In secondo luogo, l'Europa vive una «singolare forma di apostasia da se stessa, prima ancora che da Dio», nel senso che «dubita della sua stessa identità». La radice di questa apostasia è la paura non solo del cristianesimo, ma di una legge morale condivisa che s'imponga a tutti, credenti e non credenti.

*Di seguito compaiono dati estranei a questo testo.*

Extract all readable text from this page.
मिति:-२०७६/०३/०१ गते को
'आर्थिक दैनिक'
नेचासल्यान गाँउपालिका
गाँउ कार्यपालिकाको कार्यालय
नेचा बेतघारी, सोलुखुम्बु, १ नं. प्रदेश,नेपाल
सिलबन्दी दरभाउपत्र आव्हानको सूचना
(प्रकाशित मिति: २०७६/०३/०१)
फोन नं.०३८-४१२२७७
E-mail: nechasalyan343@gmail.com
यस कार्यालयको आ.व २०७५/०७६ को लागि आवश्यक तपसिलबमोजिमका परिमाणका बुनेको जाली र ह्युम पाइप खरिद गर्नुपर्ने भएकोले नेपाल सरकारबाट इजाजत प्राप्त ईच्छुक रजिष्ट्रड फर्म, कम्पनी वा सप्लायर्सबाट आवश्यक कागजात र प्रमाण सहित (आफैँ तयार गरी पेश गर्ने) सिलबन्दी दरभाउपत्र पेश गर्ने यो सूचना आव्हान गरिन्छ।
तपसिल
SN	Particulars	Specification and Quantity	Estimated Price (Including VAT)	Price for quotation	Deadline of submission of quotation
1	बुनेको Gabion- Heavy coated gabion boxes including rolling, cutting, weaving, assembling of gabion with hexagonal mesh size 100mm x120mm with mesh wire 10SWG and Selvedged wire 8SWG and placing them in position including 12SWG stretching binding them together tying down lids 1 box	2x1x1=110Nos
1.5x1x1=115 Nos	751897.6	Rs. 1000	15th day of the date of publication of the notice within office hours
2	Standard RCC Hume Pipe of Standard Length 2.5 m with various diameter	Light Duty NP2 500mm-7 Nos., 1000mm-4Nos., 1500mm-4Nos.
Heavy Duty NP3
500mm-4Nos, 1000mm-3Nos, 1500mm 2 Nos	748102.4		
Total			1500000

Persa nel relativismo, l'Europa dubita che i valori che emergono dalla sua storia siano - come per Benedetto XVI invece sono - «valori universali». Così, non è in grado di difenderli quando sono aggrediti da chi è portatore di altri valori opposti e incompatibili, e reagisce proponendo un «bilanciamento di interessi» o una «ponderazione» che si risolve in continue mediazioni: un «compromesso», che finisce per non difendere il bene comune ma procurare al continente aggredito da altre culture il suo esatto contrario, che il Papa chiama «il male comune». «Il pragmatismo, presentato come equilibrato e realista, in fondo tale non è, proprio perché nega quella dimensione valoriale ed ideale, che è inerente alla natura umana»: parole su cui dovrebbero forse meditare anche i politici nostrani che teorizzano e praticano l'arte del compromesso perfino con i terroristi talebani.

Il terzo aspetto della crisi europea è il laicismo delle istituzioni e delle leggi che «nega ai cristiani il diritto stesso d'intervenire come tali nel dibattito pubblico». Né i cristiani vogliono tutelare presunti «ingiustificati privilegi». Il relativismo, dopo avere corroso la fede, oggi attacca anche la ragione e nega «l'esistenza certa di una natura umana stabile e permanente, fonte di diritti comuni a tutti gli individui, compresi coloro stessi che li negano». Anche qui, l'appello ai cristiani presenti nella vita pubblica perché «difendano strenuamente» la verità, e la condanna di chi accetta «compromessi sui valori essenziali» come quelli sulla vita e sulla famiglia, presentandoli in modo «cinico» come «presunto male minore», vale certo in tutta Europa ma si applica in particolare a vicende italiane che riguardano l'eutanasia, la droga, la ricerca sugli embrioni e i Dico.

Il «pensiero forte» di Benedetto XVI colpisce al cuore ogni «cattolicesimo adulto» disposto a sacrificare i valori per mantenersi al governo: «Non piegatevi alla logica del potere fine a se stesso! Vi sia di costante stimolo e sostegno l'ammonimento di Cristo: se il sale perde il suo sapore a null'altro serve che ad essere buttato via e calpestato».